Die Spannung kam erst spät...
RelicIch hatte, bevor ich "Relic - Museum der Angst gelesen habe, bereits den 15. Band gelesen, von dem ich hin und weg war. Als ich dann noch einmal mit dem ersten Band begonnen hatte, war ich zunächst etwas ...
Ich hatte, bevor ich "Relic - Museum der Angst gelesen habe, bereits den 15. Band gelesen, von dem ich hin und weg war. Als ich dann noch einmal mit dem ersten Band begonnen hatte, war ich zunächst etwas enttäuscht. Zwar geschah gleich am Anfang ein Mord, aber danach folgten unzählige Längen, durch die ich mich kämpfen musste.
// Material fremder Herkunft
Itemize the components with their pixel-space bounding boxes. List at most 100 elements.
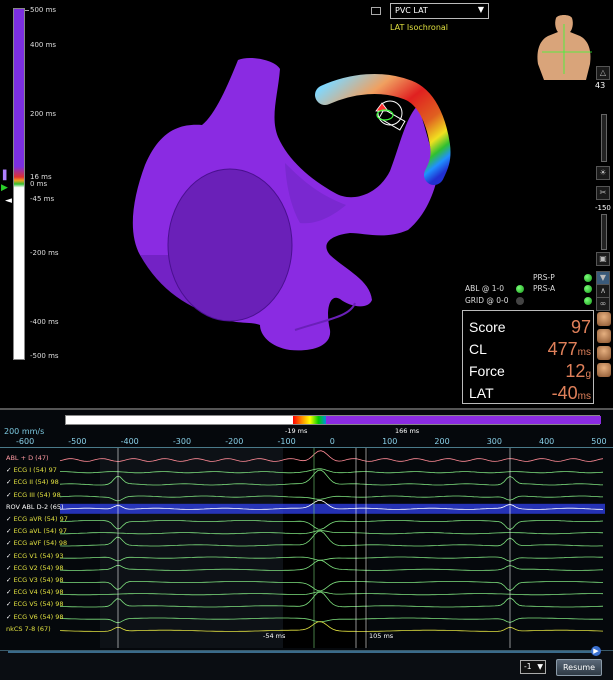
background-window: [100, 448, 283, 648]
time-tick-label: -100: [277, 437, 296, 446]
clip-value: -150: [595, 204, 611, 212]
play-icon[interactable]: ▶: [591, 646, 601, 656]
channel-checkmark-icon[interactable]: ✓: [6, 564, 11, 572]
lat-label-400: 400 ms: [30, 41, 57, 49]
channel-checkmark-icon[interactable]: ✓: [6, 576, 11, 584]
egm-traces[interactable]: [0, 448, 613, 648]
channel-label-text: ROV ABL D-2 (65): [6, 502, 64, 511]
abl-status-dot: [516, 285, 524, 293]
time-tick-label: 0: [329, 437, 335, 446]
channel-label[interactable]: ✓ ECG III (54) 98: [6, 491, 61, 499]
lock-icon[interactable]: ▣: [596, 252, 610, 266]
zoom-icon[interactable]: △: [596, 66, 610, 80]
channel-label[interactable]: ✓ ECG V2 (54) 98: [6, 564, 64, 572]
orientation-torso-icon[interactable]: [532, 14, 596, 84]
resume-button[interactable]: Resume: [556, 659, 602, 676]
catheter-tip-icon[interactable]: ∞: [596, 297, 610, 311]
zoom-slider[interactable]: [601, 114, 607, 162]
upper-threshold-marker[interactable]: ▌: [3, 172, 10, 181]
score-value: 97: [570, 317, 591, 337]
time-tick-label: 300: [486, 437, 502, 446]
force-label: Force: [469, 363, 505, 379]
channel-label[interactable]: ✓ ECG II (54) 98: [6, 478, 59, 486]
clip-slider[interactable]: [601, 214, 607, 250]
channel-label[interactable]: ✓ ECG V3 (54) 98: [6, 576, 64, 584]
timeline-strip[interactable]: [65, 415, 601, 425]
chevron-down-icon: ▼: [477, 5, 484, 14]
map-subtitle: LAT Isochronal: [390, 23, 449, 32]
grid-label: GRID @ 0-0: [465, 296, 509, 305]
egm-scrollbar[interactable]: [8, 651, 596, 653]
anatomy-shell[interactable]: [120, 55, 460, 355]
channel-label[interactable]: ✓ ECG V5 (54) 98: [6, 600, 64, 608]
channel-label[interactable]: ✓ ECG V1 (54) 93: [6, 552, 64, 560]
egm-zoom-dropdown[interactable]: -1 ▼: [520, 660, 546, 674]
view-preset-1-icon[interactable]: [597, 312, 611, 326]
channel-label-text: ECG V4 (54) 98: [13, 588, 64, 597]
time-tick-label: -300: [172, 437, 192, 446]
chevron-down-icon: ▼: [537, 662, 543, 671]
map-selector-dropdown[interactable]: PVC LAT ▼: [390, 3, 489, 19]
prs-p-status-dot: [584, 274, 592, 282]
time-tick-label: 500: [591, 437, 607, 446]
map-list-icon[interactable]: [371, 7, 381, 15]
channel-checkmark-icon[interactable]: ✓: [6, 527, 11, 535]
channel-checkmark-icon[interactable]: ✓: [6, 478, 11, 486]
force-unit: g: [585, 369, 591, 380]
sweep-speed-label[interactable]: 200 mm/s: [4, 427, 44, 436]
lat-label-200: 200 ms: [30, 110, 57, 118]
channel-label[interactable]: ✓ ECG I (54) 97: [6, 466, 57, 474]
window-right-label: 166 ms: [395, 427, 420, 435]
channel-checkmark-icon[interactable]: ✓: [6, 600, 11, 608]
channel-checkmark-icon[interactable]: ✓: [6, 491, 11, 499]
extra-status-dot: [584, 297, 592, 305]
prs-a-status-dot: [584, 285, 592, 293]
lat-label-neg200: -200 ms: [30, 249, 59, 257]
lat-color-scale[interactable]: [13, 8, 25, 360]
channel-checkmark-icon[interactable]: ✓: [6, 552, 11, 560]
lat-label-neg500: -500 ms: [30, 352, 59, 360]
lower-threshold-marker[interactable]: ◄: [5, 197, 12, 206]
light-icon[interactable]: ☀: [596, 166, 610, 180]
score-label: Score: [469, 319, 506, 335]
channel-label-text: ECG V2 (54) 98: [13, 563, 64, 572]
channel-checkmark-icon[interactable]: ✓: [6, 539, 11, 547]
lat-label-500: 500 ms: [30, 6, 57, 14]
channel-label[interactable]: ABL + D (47): [6, 454, 49, 462]
lat-label-0: 0 ms: [30, 180, 48, 188]
channel-label[interactable]: nkCS 7-8 (67): [6, 625, 51, 633]
time-tick-label: -200: [225, 437, 244, 446]
channel-label-text: ECG V5 (54) 98: [13, 600, 64, 609]
channel-label-text: ECG III (54) 98: [13, 490, 61, 499]
force-value: 12: [565, 361, 586, 381]
catheter-dropdown-icon[interactable]: ▼: [596, 271, 610, 285]
map-selector-value: PVC LAT: [395, 6, 428, 15]
channel-label-text: ECG II (54) 98: [13, 478, 59, 487]
view-preset-3-icon[interactable]: [597, 346, 611, 360]
channel-label-text: ECG V1 (54) 93: [13, 551, 64, 560]
lat-label: LAT: [469, 385, 494, 401]
view-preset-4-icon[interactable]: [597, 363, 611, 377]
zero-marker[interactable]: ▶: [1, 184, 8, 193]
channel-checkmark-icon[interactable]: ✓: [6, 515, 11, 523]
view-preset-2-icon[interactable]: [597, 329, 611, 343]
channel-label[interactable]: ✓ ECG V6 (54) 98: [6, 613, 64, 621]
channel-label[interactable]: ✓ ECG aVL (54) 97: [6, 527, 67, 535]
channel-label[interactable]: ✓ ECG aVR (54) 97: [6, 515, 68, 523]
channel-label[interactable]: ROV ABL D-2 (65): [6, 503, 64, 511]
clip-icon[interactable]: ✂: [596, 186, 610, 200]
channel-label-text: ECG I (54) 97: [13, 466, 57, 475]
window-left-label: -19 ms: [285, 427, 308, 435]
catheter-view-icon[interactable]: ∧: [596, 284, 610, 298]
lat-label-neg400: -400 ms: [30, 318, 59, 326]
channel-checkmark-icon[interactable]: ✓: [6, 466, 11, 474]
channel-label[interactable]: ✓ ECG V4 (54) 98: [6, 588, 64, 596]
time-tick-label: 400: [539, 437, 555, 446]
measure-left-label: -54 ms: [263, 632, 286, 640]
channel-checkmark-icon[interactable]: ✓: [6, 613, 11, 621]
lat-unit: ms: [577, 391, 591, 402]
channel-label-text: ECG aVR (54) 97: [13, 515, 68, 523]
cl-label: CL: [469, 341, 487, 357]
channel-checkmark-icon[interactable]: ✓: [6, 588, 11, 596]
channel-label[interactable]: ✓ ECG aVF (54) 98: [6, 539, 67, 547]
Erst auf der Hälfte nahm das Geschehen so richtig an Fahrt auf und Lieutnant D'Agosta, Specialagent Pendergast und Margo Green, eine Angestellte des Museums, nahmen die Ermittlungen auf. Es passieren weitere Morde und alle stehen unter dem Druck, den Fall schnellstmöglich zu lösen...
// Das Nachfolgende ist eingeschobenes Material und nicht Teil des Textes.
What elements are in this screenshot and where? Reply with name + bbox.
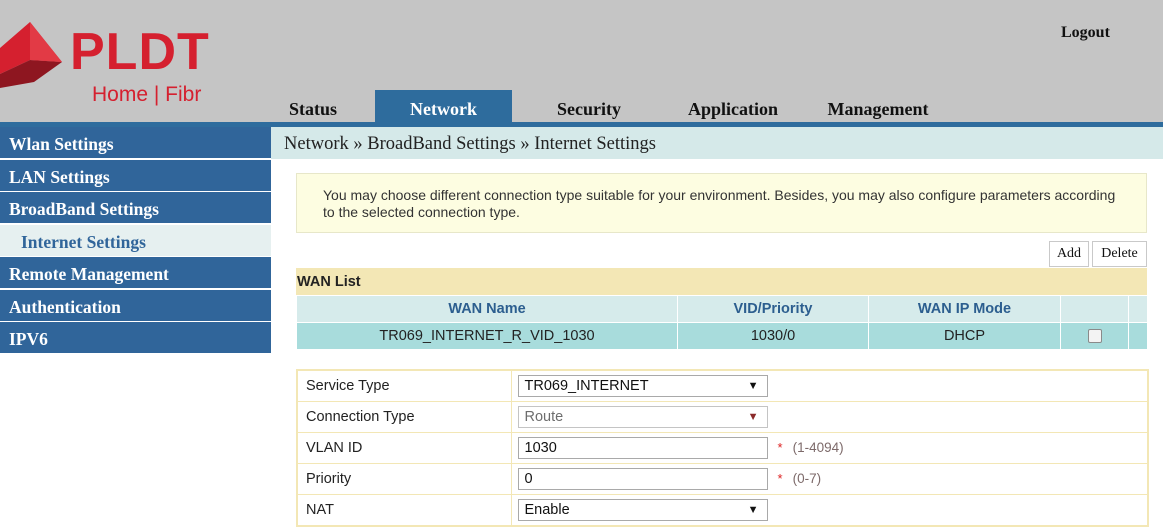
logo-wordmark: PLDT [70, 23, 210, 81]
breadcrumb: Network » BroadBand Settings » Internet … [271, 127, 1163, 159]
vid-priority-cell: 1030/0 [677, 322, 869, 350]
wan-list-title: WAN List [296, 268, 1147, 295]
dropdown-arrow-icon: ▼ [747, 411, 759, 423]
select-cell [1060, 322, 1129, 350]
connection-type-select[interactable]: Route ▼ [517, 406, 768, 428]
sidebar-item-broadband-settings[interactable]: BroadBand Settings [0, 192, 271, 223]
tab-network[interactable]: Network [375, 90, 512, 122]
sidebar: Wlan Settings LAN Settings BroadBand Set… [0, 127, 271, 355]
wan-name-cell: TR069_INTERNET_R_VID_1030 [296, 322, 678, 350]
form-row-vlan-id: VLAN ID 1030 * (1-4094) [296, 432, 1149, 464]
tab-security[interactable]: Security [522, 90, 656, 122]
service-type-value: TR069_INTERNET [524, 378, 649, 394]
sidebar-item-lan-settings[interactable]: LAN Settings [0, 159, 271, 191]
sidebar-item-ipv6[interactable]: IPV6 [0, 322, 271, 353]
column-header-spacer [1128, 295, 1148, 323]
column-header-vid-priority: VID/Priority [677, 295, 869, 323]
connection-type-value: Route [524, 409, 564, 425]
pldt-logo-icon [0, 22, 62, 88]
add-button[interactable]: Add [1049, 241, 1089, 267]
delete-button[interactable]: Delete [1092, 241, 1147, 267]
form-row-nat: NAT Enable ▼ [296, 494, 1149, 527]
sidebar-item-internet-settings[interactable]: Internet Settings [0, 224, 271, 256]
priority-input[interactable]: 0 [517, 468, 768, 490]
table-row[interactable]: TR069_INTERNET_R_VID_1030 1030/0 DHCP [296, 322, 1148, 350]
wan-ip-mode-cell: DHCP [868, 322, 1061, 350]
info-message: You may choose different connection type… [296, 173, 1147, 233]
service-type-select[interactable]: TR069_INTERNET ▼ [517, 375, 768, 397]
required-marker: * [777, 439, 783, 455]
row-select-checkbox[interactable] [1087, 329, 1102, 344]
wan-list-header-row: WAN Name VID/Priority WAN IP Mode [296, 295, 1148, 323]
column-header-select [1060, 295, 1129, 323]
header: PLDT Home | Fibr Logout Status Network S… [0, 0, 1163, 122]
column-header-wan-ip-mode: WAN IP Mode [868, 295, 1061, 323]
wan-list-table: WAN Name VID/Priority WAN IP Mode TR069_… [296, 295, 1148, 350]
form-row-service-type: Service Type TR069_INTERNET ▼ [296, 369, 1149, 402]
tab-management[interactable]: Management [812, 90, 944, 122]
spacer-cell [1128, 322, 1148, 350]
nat-value: Enable [524, 502, 570, 518]
dropdown-arrow-icon: ▼ [747, 504, 759, 516]
nat-select[interactable]: Enable ▼ [517, 499, 768, 521]
nat-label: NAT [296, 494, 512, 527]
sidebar-item-wlan-settings[interactable]: Wlan Settings [0, 127, 271, 158]
form-row-priority: Priority 0 * (0-7) [296, 463, 1149, 495]
sidebar-item-remote-management[interactable]: Remote Management [0, 257, 271, 288]
dropdown-arrow-icon: ▼ [747, 380, 759, 392]
tab-status[interactable]: Status [258, 90, 368, 122]
form-row-connection-type: Connection Type Route ▼ [296, 401, 1149, 433]
vlan-id-range-hint: (1-4094) [792, 439, 844, 455]
wan-config-form: Service Type TR069_INTERNET ▼ Connection… [296, 369, 1149, 527]
vlan-id-input[interactable]: 1030 [517, 437, 768, 459]
vlan-id-label: VLAN ID [296, 432, 512, 464]
priority-range-hint: (0-7) [792, 470, 822, 486]
service-type-label: Service Type [296, 369, 512, 402]
required-marker: * [777, 470, 783, 486]
sidebar-item-authentication[interactable]: Authentication [0, 289, 271, 321]
logout-link[interactable]: Logout [1061, 24, 1110, 42]
tab-application[interactable]: Application [668, 90, 798, 122]
top-nav: Status Network Security Application Mana… [0, 90, 1163, 122]
priority-label: Priority [296, 463, 512, 495]
connection-type-label: Connection Type [296, 401, 512, 433]
column-header-wan-name: WAN Name [296, 295, 678, 323]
Nachdem ich die trockenen Textpassagen überwunden hatte, bot sich mir ein Leseerlebnis, wie ich es mir vorgestellt hatte: Spannung pur, ein bisschen Horror und eine Bedrohung, die die ganze Stadt vernichten könnte. Ab da hatte ich wirklich das Gefühl, zum richtigen Buch gegriffen zu haben. Pendergast gefiel mir in seiner Rolle sehr gut, weil er ein wenig eigen war und nicht sofort jeden an sich herangelassen hat. Auch Lieutnant D'Agosta und Margo Green machten auf mich einen freundlichen Eindruck.
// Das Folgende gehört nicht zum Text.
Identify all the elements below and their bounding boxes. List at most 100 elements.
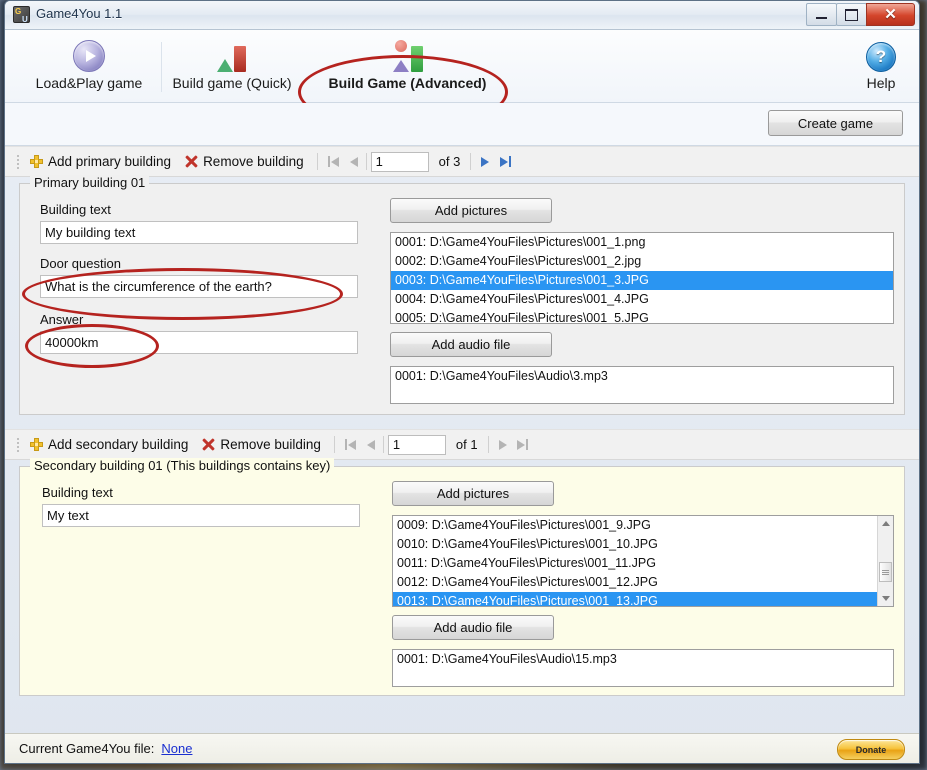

Das Cover hat mich nicht so wahnsinnig angesprochen, aber es ist ja auch immerhin schon von 1995. Da ich wusste, wie Band 15 war, habe ich mich davon aber nicht abschrecken lassen.
Alles in allem kann ich sagen, dass das Buch schon lohnenswert ist, aber die Spannung nicht von Anfang an erwartet werden kann.